Part of that re-write of the Articles took the direction and authority of where the BMC was going away from the members and gifted it to the board. There is no doubt in my mind that, if asked again, members would not allow access and conservation to be a casualty of the BMC's agenda! Accountability to members, and governance driven by the members has been lost.

In my view something radical needs to be done to rebalance the very raison d'être of having the BMC. With a weakened (or even just not the most significant part of the BMC) access and conservation focus there is no point in the BMC for most climbers. I could easily argue that for most climbers the BMC is already invisible.
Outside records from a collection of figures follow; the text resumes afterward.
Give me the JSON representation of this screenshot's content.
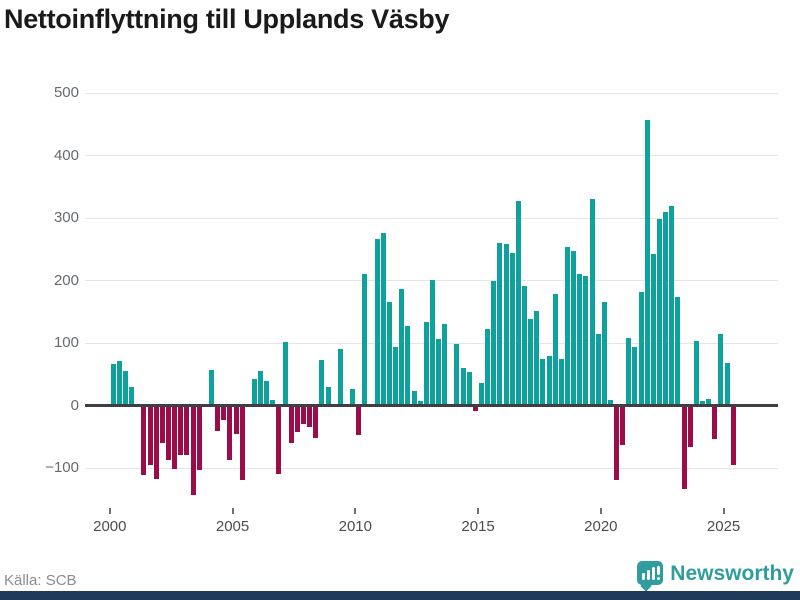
{
  "title": "Nettoinflyttning till Upplands Väsby",
  "footer": {
    "source": "Källa: SCB",
    "brand": "Newsworthy"
  },
  "colors": {
    "positive_bar": "#0fa29c",
    "negative_bar": "#9b0c48",
    "zero_axis": "#3c4044",
    "gridline": "#e4e4e4",
    "y_label": "#666a6e",
    "x_label": "#4d4d4d",
    "title": "#1a1a1a",
    "source_text": "#8c8c8c",
    "brand_teal": "#2f9d9d",
    "bottom_strip": "#1f3b5c"
  },
  "chart_data": {
    "type": "bar",
    "title": "Nettoinflyttning till Upplands Väsby",
    "resolution": "quarterly",
    "start_year": 2000,
    "periods_per_year": 4,
    "x_tick_labels": [
      "2000",
      "2005",
      "2010",
      "2015",
      "2020",
      "2025"
    ],
    "y_ticks": [
      500,
      400,
      300,
      200,
      100,
      0,
      -100
    ],
    "ylim": [
      -150,
      500
    ],
    "grid": "horizontal",
    "legend": "none",
    "values": [
      65,
      70,
      54,
      28,
      0,
      -108,
      -92,
      -115,
      -57,
      -84,
      -98,
      -76,
      -76,
      -140,
      -100,
      0,
      55,
      -38,
      -20,
      -84,
      -43,
      -116,
      0,
      40,
      54,
      38,
      7,
      -106,
      100,
      -57,
      -40,
      -26,
      -31,
      -49,
      71,
      27,
      0,
      88,
      0,
      25,
      -45,
      208,
      0,
      264,
      274,
      163,
      91,
      185,
      125,
      22,
      5,
      132,
      199,
      104,
      129,
      0,
      96,
      58,
      51,
      -6,
      34,
      121,
      197,
      258,
      256,
      242,
      326,
      189,
      136,
      149,
      73,
      78,
      177,
      73,
      252,
      246,
      208,
      206,
      329,
      113,
      163,
      7,
      -116,
      -60,
      106,
      91,
      179,
      455,
      240,
      297,
      307,
      318,
      171,
      -130,
      -64,
      101,
      6,
      9,
      -50,
      112,
      66,
      -92
    ]
  }
}
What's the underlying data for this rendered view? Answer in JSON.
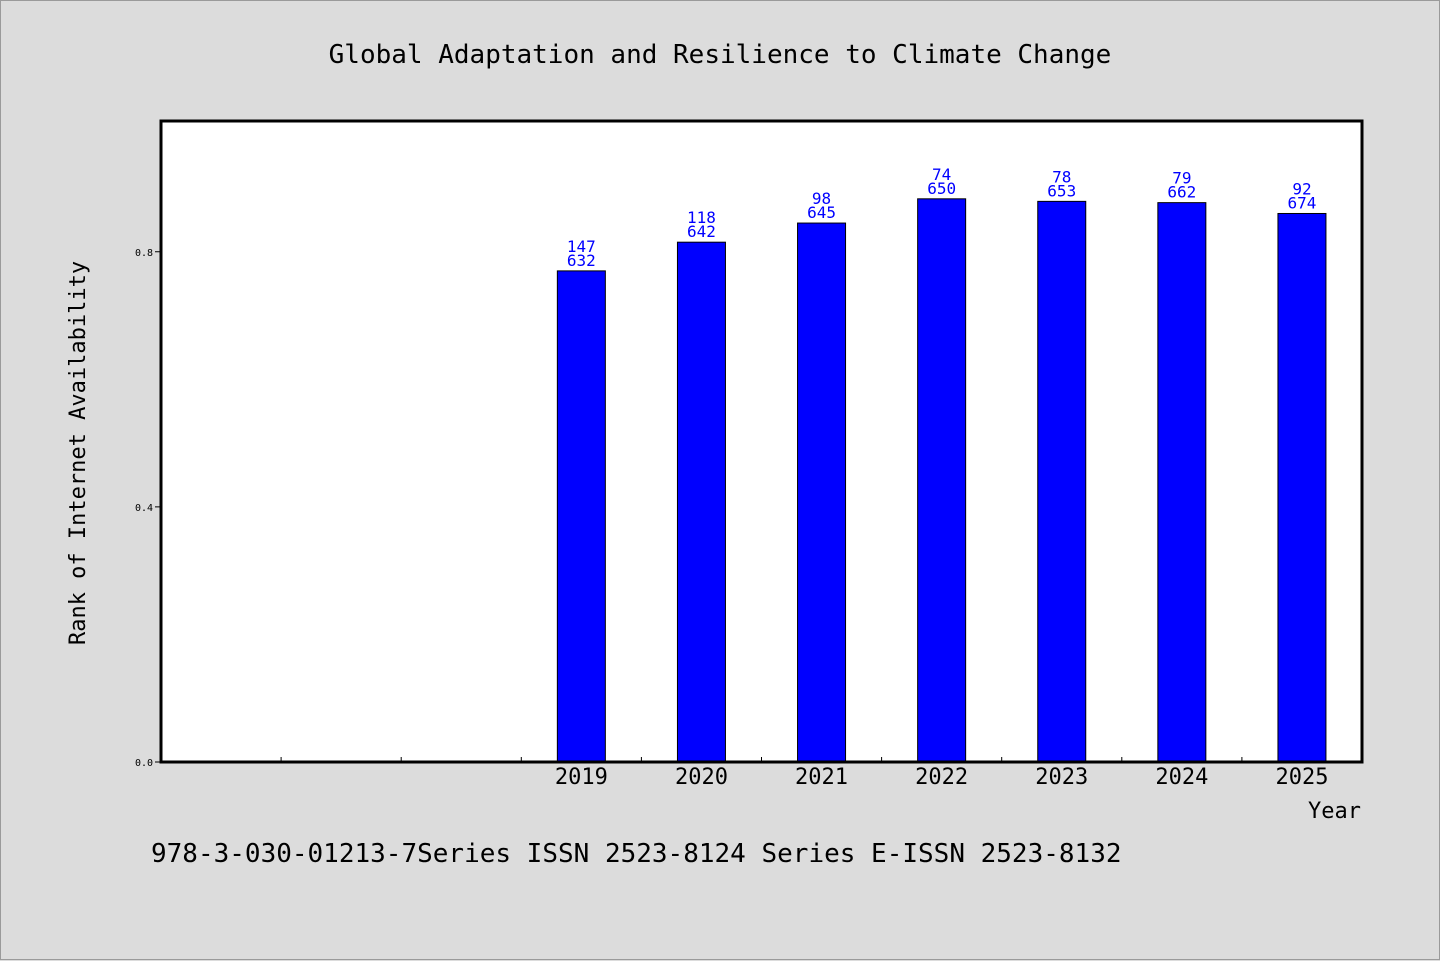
{
  "chart_data": {
    "type": "bar",
    "title": "Global Adaptation and Resilience to Climate Change",
    "xlabel": "Year",
    "ylabel": "Rank of Internet Availability",
    "categories": [
      "2019",
      "2020",
      "2021",
      "2022",
      "2023",
      "2024",
      "2025"
    ],
    "x_slots": 10,
    "first_category_slot": 3,
    "series": [
      {
        "values": [
          0.77,
          0.815,
          0.845,
          0.883,
          0.879,
          0.877,
          0.86
        ],
        "labels_top": [
          "147",
          "118",
          "98",
          "74",
          "78",
          "79",
          "92"
        ],
        "labels_bottom": [
          "632",
          "642",
          "645",
          "650",
          "653",
          "662",
          "674"
        ],
        "color": "#0000ff"
      }
    ],
    "ylim": [
      0,
      1.005
    ],
    "yticks": [
      0.0,
      0.4,
      0.8
    ],
    "ytick_labels": [
      "0.0",
      "0.4",
      "0.8"
    ],
    "grid": false,
    "legend": "none"
  },
  "footer": {
    "text": "978-3-030-01213-7Series ISSN 2523-8124 Series E-ISSN 2523-8132"
  },
  "colors": {
    "background": "#dcdcdc",
    "plot_area": "#ffffff",
    "bar": "#0000ff",
    "data_label": "#0000ff"
  }
}
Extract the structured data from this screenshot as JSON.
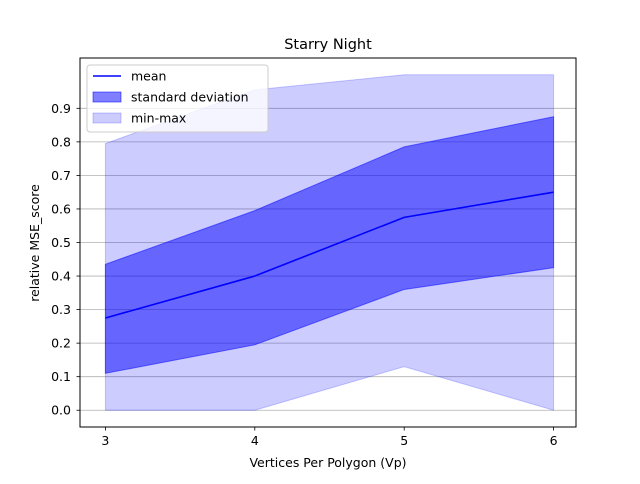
{
  "chart_data": {
    "type": "area",
    "title": "Starry Night",
    "xlabel": "Vertices Per Polygon (Vp)",
    "ylabel": "relative MSE_score",
    "x": [
      3,
      4,
      5,
      6
    ],
    "xlim": [
      2.83,
      6.15
    ],
    "ylim": [
      -0.05,
      1.05
    ],
    "x_ticks": [
      "3",
      "4",
      "5",
      "6"
    ],
    "y_ticks": [
      "0.0",
      "0.1",
      "0.2",
      "0.3",
      "0.4",
      "0.5",
      "0.6",
      "0.7",
      "0.8",
      "0.9"
    ],
    "grid": "horizontal",
    "legend_position": "top-left",
    "series": [
      {
        "name": "mean",
        "kind": "line",
        "values": [
          0.275,
          0.4,
          0.575,
          0.65
        ],
        "color": "#0000ff"
      },
      {
        "name": "standard deviation",
        "kind": "band",
        "lower": [
          0.11,
          0.195,
          0.36,
          0.425
        ],
        "upper": [
          0.435,
          0.595,
          0.785,
          0.875
        ],
        "color": "#0000ff",
        "opacity": 0.5
      },
      {
        "name": "min-max",
        "kind": "band",
        "lower": [
          0.0,
          0.0,
          0.13,
          0.0
        ],
        "upper": [
          0.795,
          0.955,
          1.0,
          1.0
        ],
        "color": "#0000ff",
        "opacity": 0.2
      }
    ]
  }
}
Consider this - if the BMC vanished in a puff of smoke right now, what difference would currently active climbers notice?

13 Jul, 2023

In general, a very balanced article but (there's always a but, sorry!) re the money:

The number in bold is incorrect, you have been fooled by the fact the BMC (very frustratingly) change colours for activities between Annual Reports. it should be 0.96M. Your appear to have employed the same proof reader as the BMC did for their statement!

I am also baffled by what is not "clear" where the funding came from. After Simon's post this morning I took 10 minutes to look at the annual reports for the last three years. It seemed pretty simple:

Have I missed something?

13 Jul, 2023

Very informative and fair article UKC - thanks. I really hope the BMC read this and take stock.

The aspect related to competition climbing needs to separate from the core values of access and conservation. I certainly won't rejoin until they get their house in order (which they seem to be knocking down at present).